FedNat’s policy portfolio in Florida and other states has proved to be a drag on its financial health, causing the company to incur losses for the past two years. Losses in Louisiana and Texas were cited by Demotech when it issued the downgrade.

The company ceded $562 million in losses to its reinsurance partners in the third quarter of last year and has cited reinsurance costs as a major factor in posting back-to-back annual losses. Its focus on Florida compounds the problem.

The Sunshine State market has become increasingly turbulent, with major insurers such as St. Johns and Avatar entering receivership and others issuing nonrenewals or exiting the state entirely.

If FedNat does not regain an A rating, as many as 175,000 Florida policyholders could be searching for a new insurer, likely ending up with the state-backed Citizens Property Insurance Corp., which has seen its policy count explode in recent months.

Citizens was created in 2002 and intended to be Florida’s “insurer of last resort” for homeowners who couldn’t find affordable property coverage in the private market. Private insurers, however, often complain that its lower prices — Citizens’ rates can’t be increased more than 11% per year — funnel homeowners into the company.

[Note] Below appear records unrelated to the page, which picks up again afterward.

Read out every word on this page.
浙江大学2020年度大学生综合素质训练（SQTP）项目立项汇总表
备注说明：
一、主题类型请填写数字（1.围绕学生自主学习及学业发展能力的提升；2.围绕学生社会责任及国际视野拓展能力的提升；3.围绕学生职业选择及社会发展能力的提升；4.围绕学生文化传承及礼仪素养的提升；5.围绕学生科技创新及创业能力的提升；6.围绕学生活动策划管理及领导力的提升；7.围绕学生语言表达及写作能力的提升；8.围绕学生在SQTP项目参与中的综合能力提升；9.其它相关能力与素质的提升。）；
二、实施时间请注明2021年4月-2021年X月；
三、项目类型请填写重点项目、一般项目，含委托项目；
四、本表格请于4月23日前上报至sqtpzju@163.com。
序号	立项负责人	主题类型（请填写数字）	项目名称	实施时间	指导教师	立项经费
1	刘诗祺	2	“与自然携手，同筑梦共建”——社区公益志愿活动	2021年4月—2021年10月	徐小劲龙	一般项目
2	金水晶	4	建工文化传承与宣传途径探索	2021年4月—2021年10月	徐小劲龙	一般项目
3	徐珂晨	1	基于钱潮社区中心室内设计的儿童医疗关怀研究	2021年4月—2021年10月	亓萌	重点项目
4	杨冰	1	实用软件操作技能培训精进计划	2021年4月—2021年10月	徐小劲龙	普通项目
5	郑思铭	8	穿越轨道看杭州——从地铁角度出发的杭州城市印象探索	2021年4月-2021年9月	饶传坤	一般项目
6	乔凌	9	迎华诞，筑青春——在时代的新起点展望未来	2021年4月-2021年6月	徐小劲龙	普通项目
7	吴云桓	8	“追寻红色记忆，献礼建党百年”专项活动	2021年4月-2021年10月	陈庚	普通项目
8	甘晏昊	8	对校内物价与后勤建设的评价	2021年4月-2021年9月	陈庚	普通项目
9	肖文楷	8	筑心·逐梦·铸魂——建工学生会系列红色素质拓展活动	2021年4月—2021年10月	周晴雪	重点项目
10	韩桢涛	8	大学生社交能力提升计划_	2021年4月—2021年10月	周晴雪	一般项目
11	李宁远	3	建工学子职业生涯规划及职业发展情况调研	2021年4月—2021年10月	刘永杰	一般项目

If Citizens’ ability to pay claims is overwhelmed by a large hurricane, assessments can be placed on non-Citizens’ homeowners, automatically hiking insurance premiums for Florida homeowners. That means the more risk Citizens takes on, the greater the risk of assessments becomes.

Gov. Ron DeSantis plans to call another Special Session next month to address the insurance market’s woes, though it is unclear what lawmakers’ solution will look like.

A potential fix floated in the Regular Session failed over concerns low- and fixed-income homeowners wouldn’t be able to afford the deductible to repair their roofs. And it’s likely many solutions would lead to more rate increases for homeowners in the short term.